O ministro do Supremo Tribunal Federal (STF), Luís Roberto Barroso, solicitou ao Congresso Nacional abertura de uma Comissão Parlamentar de Inquérito (CPI) para investigar se houve irregularidades por parte do Governo federal durante o combate à pandemia do novo coronavírus no Brasil.

O pedido de criação da CPI foi protocolado em 15 de janeiro e recebeu a assinatura de vários senadores que desejam saber como realmente o governo do atual presidente Jair Bolsonaro (sem partido) atuou para erradicar o vírus do país e, em específico, a crise sanitária que ocorreu em Manaus por falta de oxigênio, e que acabou gerando várias mortes.

O presidente do Senado, Rodrigo Pacheco (DEM-MG), acatou o pedido de Barroso para criar a CPI, mas criticou a decisão.

Os senadores que apresentaram a ação judicial no STF foram Jorge kajuru (Cidadania-GO) e Alessandro Vieira (Cidadania-SE), que receberam o apoio de mais 29 parlamentares que desejam a abertura do inquérito.

Em outro momento os membros do Senado alegaram que Pacheco é quem deveria decidir quando o inquérito deveria ser aberto.

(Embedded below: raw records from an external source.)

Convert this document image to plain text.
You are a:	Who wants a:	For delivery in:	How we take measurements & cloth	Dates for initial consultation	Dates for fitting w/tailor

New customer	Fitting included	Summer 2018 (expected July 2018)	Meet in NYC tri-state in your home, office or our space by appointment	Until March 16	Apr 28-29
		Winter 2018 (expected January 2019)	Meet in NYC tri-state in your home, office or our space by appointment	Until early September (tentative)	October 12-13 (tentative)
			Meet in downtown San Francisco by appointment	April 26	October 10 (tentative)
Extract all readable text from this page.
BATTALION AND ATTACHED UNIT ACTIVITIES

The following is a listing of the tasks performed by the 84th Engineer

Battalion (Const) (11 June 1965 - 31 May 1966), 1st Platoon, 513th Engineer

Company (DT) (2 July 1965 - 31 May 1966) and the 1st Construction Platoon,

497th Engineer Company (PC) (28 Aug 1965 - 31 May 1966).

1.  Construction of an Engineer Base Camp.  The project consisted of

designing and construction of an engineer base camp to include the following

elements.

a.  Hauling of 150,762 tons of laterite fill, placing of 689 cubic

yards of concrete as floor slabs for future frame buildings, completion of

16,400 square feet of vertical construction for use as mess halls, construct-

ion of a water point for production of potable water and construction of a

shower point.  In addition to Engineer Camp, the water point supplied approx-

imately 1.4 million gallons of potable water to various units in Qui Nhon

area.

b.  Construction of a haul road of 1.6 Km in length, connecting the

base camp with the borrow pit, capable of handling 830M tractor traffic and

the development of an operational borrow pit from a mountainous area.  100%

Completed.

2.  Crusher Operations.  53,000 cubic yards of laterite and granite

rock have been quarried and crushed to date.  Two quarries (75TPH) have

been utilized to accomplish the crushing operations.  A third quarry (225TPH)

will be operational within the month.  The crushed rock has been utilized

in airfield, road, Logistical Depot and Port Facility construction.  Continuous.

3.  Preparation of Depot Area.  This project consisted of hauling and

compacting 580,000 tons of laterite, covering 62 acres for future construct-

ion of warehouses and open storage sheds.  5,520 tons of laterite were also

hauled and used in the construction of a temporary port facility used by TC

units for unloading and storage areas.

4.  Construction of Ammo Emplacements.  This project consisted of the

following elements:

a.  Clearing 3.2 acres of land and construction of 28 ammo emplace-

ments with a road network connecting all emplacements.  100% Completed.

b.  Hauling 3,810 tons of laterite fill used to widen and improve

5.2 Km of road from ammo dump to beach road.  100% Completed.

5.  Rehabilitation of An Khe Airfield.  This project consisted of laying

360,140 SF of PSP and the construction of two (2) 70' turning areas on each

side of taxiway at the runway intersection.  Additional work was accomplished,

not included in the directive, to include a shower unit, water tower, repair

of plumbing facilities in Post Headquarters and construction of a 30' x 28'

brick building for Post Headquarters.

Já Pacheco alegou que o processo não seria fundamental para o momento, pois existem questões mais importantes relacionadas à pandemia que precisam ser resolvidas com urgência. Ele disse também que não tem suporte para realizar uma CPI de forma virtual.

Barroso cita recordes de mortes

Sobre o pedido do STF, o presidente do Senado disse que acataria, mas ressaltou que pretende expor sua opinião sobre o assunto.

Durante as eleições para o Congresso, Pacheco defendia que a abertura de uma CPI seria inviável para o momento e alegou que tal ação poderia causar uma instabilidade institucional e assim acabaria atrapalhando o combate ao coronavírus.

Em sua decisão, Barroso disse: "Trata-se de garantia que decorre da cláusula do Estado Democrático de Direito e que viabiliza às minorias parlamentares o exercício da oposição democrática. Tanto é assim que o quórum é de um terço dos membros da casa legislativa, e não de maioria. Por esse motivo, a sua efetividade não pode estar condicionada à vontade parlamentar predominante".

Em outro trecho, Barroso justificou a concessão da liminar em razão do agravamento da crise sanitária no país, que, segundo ele, está “em seu pior momento, batendo lamentáveis recordes de mortes diárias e de casos de infecção”.